Earlier today–on a Saturday afternoon–federal government employees received an email instructing them to “reply to this email with approx. 5 bullets of what you accomplished last week.” The email provided a deadline of 11:59 PM on Monday. A few hours earlier, Elon Musk had previewed the email, commenting that “failure to respond will be taken as a resignation.”

Is it unclear what Musk is trying to do here. One way to interpret the email is as an attempt to humiliate federal employees by making them justify their job–not to their supervisor or agency management, but to some other entity. (The emails were sent from HR@opm.gov.) In doing so, the email worsens morale and may lead to resignations, which advances Musk’s project of shrinking the federal workforce. Another possibility is that the email is a loyalty test, a way of identifying which employees will respond to an unusual request from outside their chain of command.

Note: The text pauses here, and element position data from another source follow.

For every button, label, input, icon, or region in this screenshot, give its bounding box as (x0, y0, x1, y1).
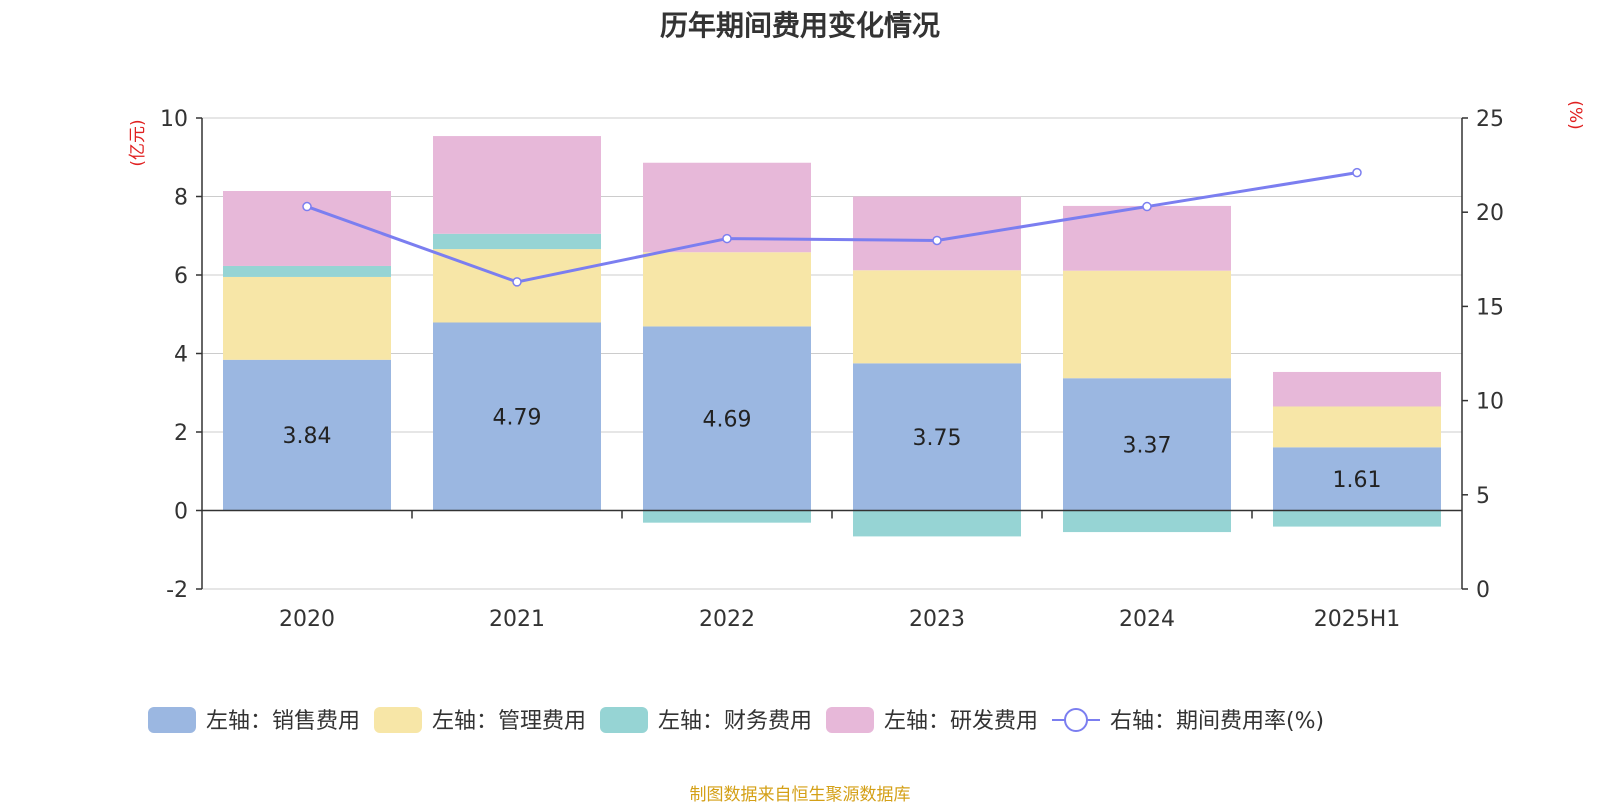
bar-segment (853, 510, 1021, 537)
x-tick-label: 2022 (699, 607, 755, 632)
right-tick-label: 0 (1476, 578, 1490, 603)
bar-segment (223, 265, 391, 277)
bar-segment (853, 363, 1021, 511)
data-label: 3.37 (1123, 433, 1172, 458)
left-tick-label: 4 (174, 343, 188, 368)
bar-segment (433, 322, 601, 511)
left-tick-label: 2 (174, 421, 188, 446)
left-tick-label: 8 (174, 186, 188, 211)
right-tick-label: 15 (1476, 295, 1504, 320)
source-footer: 制图数据来自恒生聚源数据库 (689, 785, 911, 805)
rate-point (1352, 167, 1362, 178)
legend-label: 右轴：期间费用率(%) (1110, 709, 1324, 734)
right-tick-label: 5 (1476, 484, 1490, 509)
bar-segment (1273, 371, 1441, 407)
right-tick-label: 25 (1476, 107, 1504, 132)
rate-point (1142, 201, 1152, 212)
data-label: 1.61 (1333, 468, 1382, 493)
bar-segment (1273, 510, 1441, 527)
data-label: 4.79 (493, 405, 542, 430)
legend-swatch (374, 707, 422, 733)
x-tick-label: 2023 (909, 607, 965, 632)
chart-title: 历年期间费用变化情况 (659, 9, 940, 42)
bar-segment (643, 252, 811, 327)
left-axis-unit: (亿元) (128, 119, 148, 166)
bar-segment (1273, 447, 1441, 511)
right-tick-label: 10 (1476, 390, 1504, 415)
bar-segment (223, 359, 391, 511)
right-axis-unit: (%) (1565, 100, 1585, 129)
legend-label: 左轴：研发费用 (884, 709, 1038, 734)
legend-swatch (148, 707, 196, 733)
data-label: 3.84 (283, 424, 332, 449)
legend-label: 左轴：销售费用 (206, 709, 360, 734)
bar-segment (853, 196, 1021, 271)
x-tick-label: 2024 (1119, 607, 1175, 632)
x-tick-label: 2021 (489, 607, 545, 632)
rate-point (722, 233, 732, 244)
rate-line (306, 171, 1358, 284)
legend-swatch (600, 707, 648, 733)
rate-point (932, 235, 942, 246)
bar-segment (1063, 270, 1231, 379)
bar-segment (1273, 406, 1441, 448)
legend-label: 左轴：管理费用 (432, 709, 586, 734)
legend-marker (1064, 708, 1088, 732)
bar-segment (433, 136, 601, 234)
rate-point (302, 201, 312, 212)
bar-segment (1063, 378, 1231, 511)
left-tick-label: 10 (160, 107, 188, 132)
left-tick-label: 6 (174, 264, 188, 289)
legend-swatch (826, 707, 874, 733)
bar-segment (1063, 510, 1231, 533)
bar-segment (433, 233, 601, 250)
data-label: 3.75 (913, 426, 962, 451)
legend-label: 左轴：财务费用 (658, 709, 812, 734)
bar-segment (223, 276, 391, 360)
bar-segment (643, 510, 811, 523)
right-tick-label: 20 (1476, 201, 1504, 226)
bar-segment (643, 326, 811, 511)
bar-segment (853, 270, 1021, 364)
data-label: 4.69 (703, 407, 752, 432)
x-tick-label: 2025H1 (1314, 607, 1401, 632)
x-tick-label: 2020 (279, 607, 335, 632)
rate-point (512, 277, 522, 287)
left-tick-label: -2 (166, 578, 188, 603)
left-tick-label: 0 (174, 500, 188, 525)
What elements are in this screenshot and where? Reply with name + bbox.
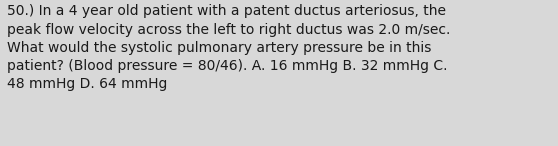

The email raises several questions. What if an employee is on leave on Monday? What if all of their work is classified?

But the question most pressing for federal employees is whether their job is at risk if they ignore the email. We can’t answer that question definitively. But it might be that the answer is relatively simple: if agency management tells an employee to respond, the employee should do so. Failure to follow such a directive would arguably constitute insubordination. But absent such a directive from within their agency, it seems an employee could not easily be charged with insubordination for ignoring the email, nor could an employee be deemed to have resigned by ignoring it. (On the latter point, see Nick Bednar’s helpful analysis here.) If an employee is instructed by agency leadership to not respond, the employee should follow that instruction as well.

This is because employees generally have an obligation to comply with an “authorized order of a superior officer.” Phillips v. Gen. Servs. Admin., 878 F.2d 370, 373 (Fed. Cir. 1989) (emphasis added). But here, the directive arrived in an unsigned email from HR@opm.gov. It seems unlikely that HR@opm.gov could be deemed any employee’s “superior officer,” at least for employees who do not work at OPM itself.

Of course, this does not mean that employees face no risk if they ignore the email, even if they have not been directed to respond by management within their agency. In the current climate, all federal government employees face a risk of termination, even when there is no legal basis to fire them.

However, it may be that the real challenge posed by the email is to supervisors and agency leaders. Will they instruct their subordinates to respond to the request despite its bizarre and humiliating nature?